Mit Bescheid von Januar 1997 stellte das Ministerium des Innern des Landes Brandenburg fest, dass die körperliche Misshandlung des Klägers durch die Kriminalpolizei des Volkspolizeikreisamtes H. während der Vernehmungen im März 1986 mit tragenden Grundsätzen eines Rechtsstaates schlechthin unvereinbar sind und erklärte diese Maßnahmen für rechtsstaatswidrig.

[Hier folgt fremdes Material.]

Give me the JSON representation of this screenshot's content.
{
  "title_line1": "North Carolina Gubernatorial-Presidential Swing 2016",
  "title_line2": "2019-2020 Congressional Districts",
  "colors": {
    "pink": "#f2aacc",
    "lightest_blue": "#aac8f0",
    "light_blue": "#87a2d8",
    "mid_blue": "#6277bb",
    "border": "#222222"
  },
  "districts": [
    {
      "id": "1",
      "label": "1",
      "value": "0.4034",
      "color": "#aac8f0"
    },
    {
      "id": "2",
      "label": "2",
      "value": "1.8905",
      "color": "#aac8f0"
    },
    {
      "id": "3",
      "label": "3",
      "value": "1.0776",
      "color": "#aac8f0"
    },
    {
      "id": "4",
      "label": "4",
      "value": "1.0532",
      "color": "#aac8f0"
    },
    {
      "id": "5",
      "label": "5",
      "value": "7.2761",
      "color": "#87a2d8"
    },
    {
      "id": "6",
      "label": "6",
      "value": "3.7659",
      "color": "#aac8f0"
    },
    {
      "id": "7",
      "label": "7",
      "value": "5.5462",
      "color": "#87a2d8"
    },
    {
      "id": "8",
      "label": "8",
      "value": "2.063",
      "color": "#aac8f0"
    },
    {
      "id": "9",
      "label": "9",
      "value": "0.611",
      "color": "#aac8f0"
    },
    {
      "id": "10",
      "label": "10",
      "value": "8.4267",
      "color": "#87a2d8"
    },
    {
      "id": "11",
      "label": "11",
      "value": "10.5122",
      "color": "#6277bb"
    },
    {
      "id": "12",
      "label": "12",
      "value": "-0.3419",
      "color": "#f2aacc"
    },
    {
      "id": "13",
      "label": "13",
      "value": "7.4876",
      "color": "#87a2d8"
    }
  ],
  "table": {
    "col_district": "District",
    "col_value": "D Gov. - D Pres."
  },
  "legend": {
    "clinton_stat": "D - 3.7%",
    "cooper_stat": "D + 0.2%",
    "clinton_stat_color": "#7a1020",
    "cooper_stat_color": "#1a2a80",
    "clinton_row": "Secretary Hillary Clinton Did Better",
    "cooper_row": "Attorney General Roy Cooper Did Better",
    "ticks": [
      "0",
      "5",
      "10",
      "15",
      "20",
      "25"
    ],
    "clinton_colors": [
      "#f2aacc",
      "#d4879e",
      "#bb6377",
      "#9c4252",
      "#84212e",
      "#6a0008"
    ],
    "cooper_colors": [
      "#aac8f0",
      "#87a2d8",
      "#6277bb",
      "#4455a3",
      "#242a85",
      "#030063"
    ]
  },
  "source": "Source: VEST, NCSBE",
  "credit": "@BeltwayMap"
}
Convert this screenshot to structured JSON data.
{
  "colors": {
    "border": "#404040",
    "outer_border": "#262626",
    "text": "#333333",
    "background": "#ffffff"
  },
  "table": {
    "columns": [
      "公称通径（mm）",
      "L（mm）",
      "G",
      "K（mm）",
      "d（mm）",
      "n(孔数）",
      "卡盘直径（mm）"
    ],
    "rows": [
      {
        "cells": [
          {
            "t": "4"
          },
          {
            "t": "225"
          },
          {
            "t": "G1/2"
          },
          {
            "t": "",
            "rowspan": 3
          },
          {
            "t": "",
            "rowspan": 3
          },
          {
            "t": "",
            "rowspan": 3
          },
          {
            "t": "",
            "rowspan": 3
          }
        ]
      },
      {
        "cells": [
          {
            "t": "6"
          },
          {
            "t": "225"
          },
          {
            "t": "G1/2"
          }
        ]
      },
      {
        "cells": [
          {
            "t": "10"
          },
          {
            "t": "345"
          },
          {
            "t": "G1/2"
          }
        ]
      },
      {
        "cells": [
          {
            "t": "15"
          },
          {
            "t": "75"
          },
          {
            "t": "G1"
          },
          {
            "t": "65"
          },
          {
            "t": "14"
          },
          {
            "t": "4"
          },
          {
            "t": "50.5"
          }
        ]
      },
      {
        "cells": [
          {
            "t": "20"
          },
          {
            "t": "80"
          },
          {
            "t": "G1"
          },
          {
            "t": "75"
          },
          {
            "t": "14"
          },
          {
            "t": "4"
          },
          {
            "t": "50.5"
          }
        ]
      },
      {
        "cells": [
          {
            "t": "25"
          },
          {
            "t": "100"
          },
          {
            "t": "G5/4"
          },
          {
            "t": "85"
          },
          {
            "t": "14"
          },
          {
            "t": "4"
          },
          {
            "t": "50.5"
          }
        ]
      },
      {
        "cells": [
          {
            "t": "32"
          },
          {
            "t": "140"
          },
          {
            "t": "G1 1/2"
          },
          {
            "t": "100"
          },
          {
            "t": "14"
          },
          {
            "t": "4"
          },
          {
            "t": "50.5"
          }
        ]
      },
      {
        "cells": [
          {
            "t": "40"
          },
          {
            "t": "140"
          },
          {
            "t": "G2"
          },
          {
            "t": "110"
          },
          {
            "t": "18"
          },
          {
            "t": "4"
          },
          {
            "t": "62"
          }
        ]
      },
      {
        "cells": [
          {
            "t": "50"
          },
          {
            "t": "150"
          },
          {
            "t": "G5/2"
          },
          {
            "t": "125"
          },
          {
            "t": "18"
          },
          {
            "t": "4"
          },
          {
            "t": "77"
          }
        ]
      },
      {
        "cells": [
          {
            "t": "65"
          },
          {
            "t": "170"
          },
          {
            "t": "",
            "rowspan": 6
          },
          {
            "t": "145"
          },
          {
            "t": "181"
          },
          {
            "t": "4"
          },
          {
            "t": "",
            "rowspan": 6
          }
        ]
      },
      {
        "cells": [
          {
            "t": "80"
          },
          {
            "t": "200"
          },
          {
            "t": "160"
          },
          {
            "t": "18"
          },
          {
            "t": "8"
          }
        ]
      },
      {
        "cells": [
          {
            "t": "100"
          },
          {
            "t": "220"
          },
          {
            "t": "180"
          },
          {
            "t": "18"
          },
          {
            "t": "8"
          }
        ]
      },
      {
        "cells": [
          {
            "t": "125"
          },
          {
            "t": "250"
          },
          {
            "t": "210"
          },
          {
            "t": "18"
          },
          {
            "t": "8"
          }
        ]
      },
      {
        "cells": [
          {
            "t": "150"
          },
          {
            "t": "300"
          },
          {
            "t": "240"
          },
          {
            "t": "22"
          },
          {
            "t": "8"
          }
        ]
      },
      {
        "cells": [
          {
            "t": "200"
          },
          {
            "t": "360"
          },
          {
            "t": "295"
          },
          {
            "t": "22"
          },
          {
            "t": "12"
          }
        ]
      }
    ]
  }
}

Der Kläger legte u. a. ein Attest seines behandelnden Neurologen und Psychiaters Dr. D. vor. Anschließend beauftragte der Beklagte die Ärztin Dr. C. mit der Erstellung eines Gutachtens nach ambulanter Untersuchung des Klägers. Anlässlich der Anamnese gab der Kläger an, bereits Ende 1985 sei es wegen großer Arbeitsbelastung zu einer psychischen Dekompensation gekommen mit fünfmonatiger stationärer Behandlung. Bei den Verhören im März 1986 sei er verprügelt und mit Elektroschocks gequält worden. Schon während der Tätigkeit als Gaststättenleiter hätte er unter nervösen Störungen gelitten, die die Ehe stark belastet hätten. Seit Sommer 1996 leide er unter massiven Angstzuständen, Depressionen und Schlafstörungen, die eine nervenärztliche Behandlung erforderten. Die Ärztin gelangte in ihrem Gutachten zu der Einschätzung, dass neben den festgestellten Narben, die keine Minderung der Erwerbsfähigkeit (MdE) verursachen, keine Schädigungsfolgen anzuerkennen seien. Zur Begründung wies sie darauf hin, dass bereits vor dem schädigenden Ereignis nach den Angaben des Klägers wegen psychischer Störungen eine mehrmonatige stationäre Behandlung erfolgt sei. Mit hoher Wahrscheinlichkeit seien die schädigungsunabhängige neurotische Persönlichkeitskeitsstörung und familiäre Probleme wesentliche Ursachen der psychischen Situation des Klägers.

Mit Bescheid vom 24.06.1997 erkannte der Beklagte nach dem VwRehaG die Gesundheitsstörungen "Narben am Kinn, den beiden Oberarmen, am Rücken und im Bereich des linken Kniegelenkes" als Folge der körperlichen Misshandlung des Klägers durch die Kriminalpolizei des Volkspolizeikreisamtes H. während der Vernehmungen im März 1986 an. Die Gesundheitsstörungen "psychische Erkrankung, Bluthochdruck, Wirbelsäulensyndrom bei Fehlhaltung und Verschleiß und Kniegelenkverschleiß, Fußfehlstatik" seien weder durch schädigende Einwirkungen im Sinne des § 3 VwRehaG entstanden noch verschlimmert.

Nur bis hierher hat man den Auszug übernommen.